Bununla birlikte, eşcinsellik konusunda hekimlik mesleğinin tıkandığı ikinci ayrıntı ise, eşcinselliğin hastalık olarak kabul edilememesinden sonra ortaya çıkıyor. Eğer ve mademki, eşcinsellik bir hastalık değilse, o halde bu davranış sapmasının nedenini ve niçinini araştırmak da gereksiz ve anlamsızdır diye görmektedir.

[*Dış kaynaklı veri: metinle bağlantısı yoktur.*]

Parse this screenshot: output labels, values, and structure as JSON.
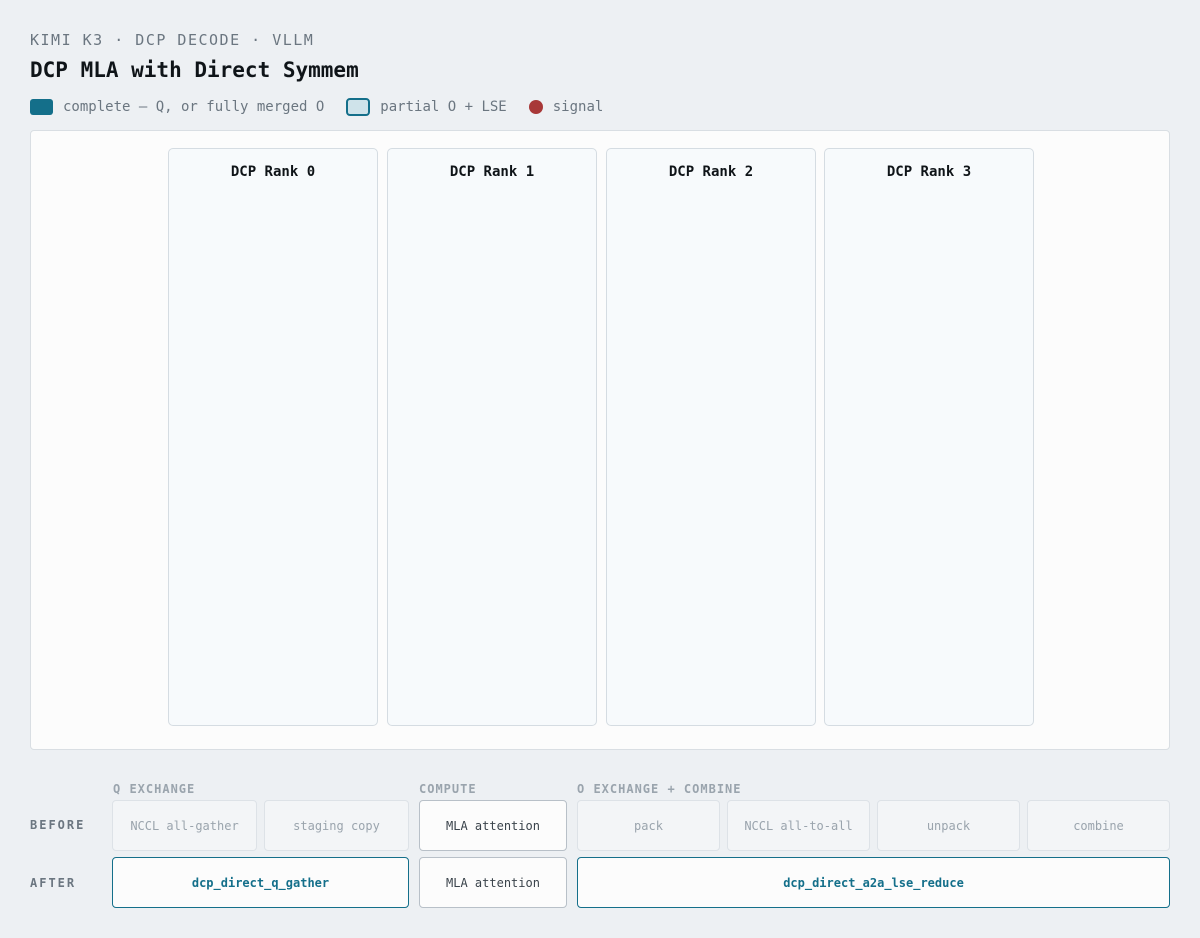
{
  "header": {
    "eyebrow": "KIMI K3 · DCP DECODE · VLLM",
    "title": "DCP MLA with Direct Symmem"
  },
  "legend": {
    "complete": "complete — Q, or fully merged O",
    "partial": "partial O + LSE",
    "signal": "signal"
  },
  "colors": {
    "accent": "#146f8a",
    "partial_fill": "#cfe3ea",
    "signal": "#a83838"
  },
  "ranks": [
    "DCP Rank 0",
    "DCP Rank 1",
    "DCP Rank 2",
    "DCP Rank 3"
  ],
  "timeline": {
    "phases": {
      "q_exchange": "Q EXCHANGE",
      "compute": "COMPUTE",
      "o_exchange": "O EXCHANGE + COMBINE"
    },
    "before": {
      "label": "BEFORE",
      "steps": [
        "NCCL all-gather",
        "staging copy",
        "MLA attention",
        "pack",
        "NCCL all-to-all",
        "unpack",
        "combine"
      ]
    },
    "after": {
      "label": "AFTER",
      "steps": [
        "dcp_direct_q_gather",
        "MLA attention",
        "dcp_direct_a2a_lse_reduce"
      ]
    }
  }
}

İşte şu an medyada çok sıkça gördüğümüz birçok hekimin aslında söylemek istediği şey budur; birçok hekim mesleklerinin temel felsefesinin gereği olarak, yani makine metaforunun bir sonucu olarak; "Ortada somut bir arıza olmadan bir kişiye hastasın diyemezsiniz" demektedirler. Bu bakış açısına göre "eşcinsellik" bir cinsel tercih meselesidir ve kişinin kendi özgür seçimidir. Ancak olaya cinsel özgürlükler meselesi ile bakacak olursak, Hollanda'da olduğu gibi ciddi bir çıkmaz içine girilebilir. Hollanda'da önceki seçim döneminde çocuk tacizcileri birleşerek bir parti kurmuşlar ve çocuk tacizlerinde yaş sınırının 12 yaşa indirilmesi için cinsel özgürlük girişimi başlatmışlardı. Bu girişim çocuk tacizciliğinin bir hastalık olup olmadığı sorusunu da gündeme taşımıştı. Eldeki somut verilere göre bakıldığında tacizcilerde somut bir fiziksel arıza olmamasından dolayı makine metaforu ile olaylara bakan bilim dalları çıkmaza girmiş ve söz söyleyemez duruma düşmüştü.